I’m not the only one who is facing a holiday with a very loud empty chair. And for years now, I’ve been wanting to silence its aching roar, to numb myself, to hibernate. Maybe you’ve been feeling the same way. This isn’t my first holiday-post-loss-rodeo, and I’m here to say that my method of grin-and-bear-it combined with shaming myself for not doing better hasn’t worked the last few years. I end the season emotionally drained, physically sick, and grateful for January. I don’t recommend this method if you’re new to holiday loss.

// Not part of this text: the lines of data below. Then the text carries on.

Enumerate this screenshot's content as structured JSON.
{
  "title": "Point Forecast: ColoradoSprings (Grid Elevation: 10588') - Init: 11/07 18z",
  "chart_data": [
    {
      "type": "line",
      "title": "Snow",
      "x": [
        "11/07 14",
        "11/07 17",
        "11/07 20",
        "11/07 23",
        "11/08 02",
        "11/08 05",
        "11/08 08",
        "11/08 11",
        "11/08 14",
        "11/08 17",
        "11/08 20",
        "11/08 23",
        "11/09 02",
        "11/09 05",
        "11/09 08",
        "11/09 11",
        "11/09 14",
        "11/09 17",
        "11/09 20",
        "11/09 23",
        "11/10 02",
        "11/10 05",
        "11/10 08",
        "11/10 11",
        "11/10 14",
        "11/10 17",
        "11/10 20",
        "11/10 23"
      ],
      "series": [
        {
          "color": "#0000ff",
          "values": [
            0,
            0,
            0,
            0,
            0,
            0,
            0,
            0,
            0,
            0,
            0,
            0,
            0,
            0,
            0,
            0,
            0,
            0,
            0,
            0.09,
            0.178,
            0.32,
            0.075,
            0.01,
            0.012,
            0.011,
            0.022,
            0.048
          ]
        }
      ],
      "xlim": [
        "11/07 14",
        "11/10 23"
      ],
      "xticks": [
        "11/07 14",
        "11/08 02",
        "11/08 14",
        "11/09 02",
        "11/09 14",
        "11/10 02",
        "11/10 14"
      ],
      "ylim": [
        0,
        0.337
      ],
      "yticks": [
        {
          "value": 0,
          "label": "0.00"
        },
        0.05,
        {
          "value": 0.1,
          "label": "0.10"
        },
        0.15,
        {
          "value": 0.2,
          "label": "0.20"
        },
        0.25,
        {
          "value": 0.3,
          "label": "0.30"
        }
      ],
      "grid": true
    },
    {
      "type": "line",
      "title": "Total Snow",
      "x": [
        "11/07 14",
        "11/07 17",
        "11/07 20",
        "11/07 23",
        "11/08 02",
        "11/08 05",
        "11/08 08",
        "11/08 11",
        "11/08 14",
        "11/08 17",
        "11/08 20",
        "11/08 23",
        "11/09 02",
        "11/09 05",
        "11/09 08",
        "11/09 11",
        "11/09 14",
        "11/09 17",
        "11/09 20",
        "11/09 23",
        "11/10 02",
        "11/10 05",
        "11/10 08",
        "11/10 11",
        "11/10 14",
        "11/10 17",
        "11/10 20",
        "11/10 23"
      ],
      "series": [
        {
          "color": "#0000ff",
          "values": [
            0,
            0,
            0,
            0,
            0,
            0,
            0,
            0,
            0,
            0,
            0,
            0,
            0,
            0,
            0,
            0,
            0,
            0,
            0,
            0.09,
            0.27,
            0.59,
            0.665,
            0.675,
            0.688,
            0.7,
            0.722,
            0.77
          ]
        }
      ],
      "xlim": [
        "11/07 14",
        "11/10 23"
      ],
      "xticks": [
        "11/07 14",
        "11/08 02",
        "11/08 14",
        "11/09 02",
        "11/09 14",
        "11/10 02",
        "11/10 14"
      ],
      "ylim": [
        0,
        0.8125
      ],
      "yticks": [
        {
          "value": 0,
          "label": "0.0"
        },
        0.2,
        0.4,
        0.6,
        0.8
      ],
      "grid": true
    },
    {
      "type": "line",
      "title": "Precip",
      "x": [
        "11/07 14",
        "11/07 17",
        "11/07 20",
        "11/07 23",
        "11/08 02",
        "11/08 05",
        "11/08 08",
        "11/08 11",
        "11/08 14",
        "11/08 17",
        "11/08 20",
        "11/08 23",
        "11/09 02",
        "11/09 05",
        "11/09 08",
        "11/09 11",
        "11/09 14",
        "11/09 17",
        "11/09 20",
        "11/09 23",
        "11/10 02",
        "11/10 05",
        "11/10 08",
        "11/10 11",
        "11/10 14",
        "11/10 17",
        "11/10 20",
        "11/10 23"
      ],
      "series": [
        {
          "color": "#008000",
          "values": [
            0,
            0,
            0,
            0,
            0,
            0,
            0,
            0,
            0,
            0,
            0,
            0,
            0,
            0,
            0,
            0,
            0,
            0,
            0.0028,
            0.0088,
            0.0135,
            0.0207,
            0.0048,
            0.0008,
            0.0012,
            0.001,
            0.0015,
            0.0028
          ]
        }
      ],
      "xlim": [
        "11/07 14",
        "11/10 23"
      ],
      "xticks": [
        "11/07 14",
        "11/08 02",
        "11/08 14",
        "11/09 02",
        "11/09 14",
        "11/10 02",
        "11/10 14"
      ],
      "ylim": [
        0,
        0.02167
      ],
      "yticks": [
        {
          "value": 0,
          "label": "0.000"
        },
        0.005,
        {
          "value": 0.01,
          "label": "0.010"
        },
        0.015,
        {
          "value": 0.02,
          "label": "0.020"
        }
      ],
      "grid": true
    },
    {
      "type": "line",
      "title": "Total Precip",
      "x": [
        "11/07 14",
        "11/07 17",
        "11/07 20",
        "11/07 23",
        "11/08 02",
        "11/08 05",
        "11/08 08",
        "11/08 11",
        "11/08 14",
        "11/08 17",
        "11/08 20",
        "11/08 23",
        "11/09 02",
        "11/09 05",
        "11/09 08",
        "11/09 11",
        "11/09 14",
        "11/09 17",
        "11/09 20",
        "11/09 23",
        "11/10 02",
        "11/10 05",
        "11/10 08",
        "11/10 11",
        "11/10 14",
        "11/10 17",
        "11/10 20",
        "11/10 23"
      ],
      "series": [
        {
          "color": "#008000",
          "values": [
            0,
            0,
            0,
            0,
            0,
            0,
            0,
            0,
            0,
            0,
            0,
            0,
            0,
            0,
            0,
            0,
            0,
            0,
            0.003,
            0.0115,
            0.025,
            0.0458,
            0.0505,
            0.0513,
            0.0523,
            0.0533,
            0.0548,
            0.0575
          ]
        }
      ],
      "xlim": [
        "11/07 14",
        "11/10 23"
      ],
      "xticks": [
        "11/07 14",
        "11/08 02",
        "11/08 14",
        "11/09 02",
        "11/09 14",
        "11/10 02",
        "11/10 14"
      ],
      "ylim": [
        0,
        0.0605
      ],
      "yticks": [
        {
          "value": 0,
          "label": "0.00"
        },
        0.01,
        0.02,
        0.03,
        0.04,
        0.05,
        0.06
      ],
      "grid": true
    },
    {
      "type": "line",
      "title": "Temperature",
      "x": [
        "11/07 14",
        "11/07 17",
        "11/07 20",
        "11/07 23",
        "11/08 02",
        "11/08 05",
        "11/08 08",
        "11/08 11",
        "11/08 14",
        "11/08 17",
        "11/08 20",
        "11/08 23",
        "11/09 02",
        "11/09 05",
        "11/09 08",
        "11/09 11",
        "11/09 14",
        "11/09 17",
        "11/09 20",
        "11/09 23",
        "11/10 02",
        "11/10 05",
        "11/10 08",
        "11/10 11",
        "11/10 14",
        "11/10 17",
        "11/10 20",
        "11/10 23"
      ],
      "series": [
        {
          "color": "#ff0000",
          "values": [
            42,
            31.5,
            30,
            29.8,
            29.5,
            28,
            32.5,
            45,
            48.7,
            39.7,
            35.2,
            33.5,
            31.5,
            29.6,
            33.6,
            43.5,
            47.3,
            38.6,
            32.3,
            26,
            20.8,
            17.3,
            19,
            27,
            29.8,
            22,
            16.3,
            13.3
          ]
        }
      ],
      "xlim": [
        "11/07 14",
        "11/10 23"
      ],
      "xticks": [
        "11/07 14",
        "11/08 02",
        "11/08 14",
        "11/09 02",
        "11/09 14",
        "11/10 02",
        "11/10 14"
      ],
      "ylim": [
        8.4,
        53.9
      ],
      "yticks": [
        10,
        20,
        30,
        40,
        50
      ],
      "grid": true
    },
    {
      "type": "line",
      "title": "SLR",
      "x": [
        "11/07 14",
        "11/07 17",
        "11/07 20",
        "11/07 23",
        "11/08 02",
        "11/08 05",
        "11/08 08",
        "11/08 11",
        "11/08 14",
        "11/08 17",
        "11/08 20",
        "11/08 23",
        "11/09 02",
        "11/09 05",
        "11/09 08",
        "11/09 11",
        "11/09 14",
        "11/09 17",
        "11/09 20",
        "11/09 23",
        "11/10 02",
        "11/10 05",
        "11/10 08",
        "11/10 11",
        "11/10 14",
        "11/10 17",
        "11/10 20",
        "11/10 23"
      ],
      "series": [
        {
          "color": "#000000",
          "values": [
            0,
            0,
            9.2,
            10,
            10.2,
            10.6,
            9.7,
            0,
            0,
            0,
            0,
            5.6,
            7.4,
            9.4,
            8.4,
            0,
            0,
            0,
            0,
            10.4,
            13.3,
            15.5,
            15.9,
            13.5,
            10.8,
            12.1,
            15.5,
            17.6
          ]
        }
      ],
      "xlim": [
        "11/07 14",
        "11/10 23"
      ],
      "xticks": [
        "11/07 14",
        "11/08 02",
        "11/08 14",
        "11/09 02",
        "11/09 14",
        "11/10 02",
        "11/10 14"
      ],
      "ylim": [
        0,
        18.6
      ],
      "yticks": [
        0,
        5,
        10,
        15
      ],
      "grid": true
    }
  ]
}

But what if we were gentler with ourselves this year? What if we forgive ourselves for the moments when we feel jubilant, even if it’s our first Thanksgiving without Dad or Mom or the husband who was taken too soon? What if we’re kinder with ourselves during the moments when we are sitting at a full and loving table and our eyes burn with tears for the one who is missing? What if we stop apologizing for how we’re feeling, stop “shoulding” on ourselves, and stop worrying what others will think? What if we pay attention to those we are gathered with – thinking about their stories and their journeys and what empty chairs might be looming in their life? What if we reach out and let them know we see them and love them in all their complexity, too?
What if we make space for both the darkness and light and hold them both tenderly, recognizing that it’s the mixture of both that makes us feel fully alive. Maybe then we can make peace with those empty chairs; they may still be empty, but perhaps they won’t roar so loudly.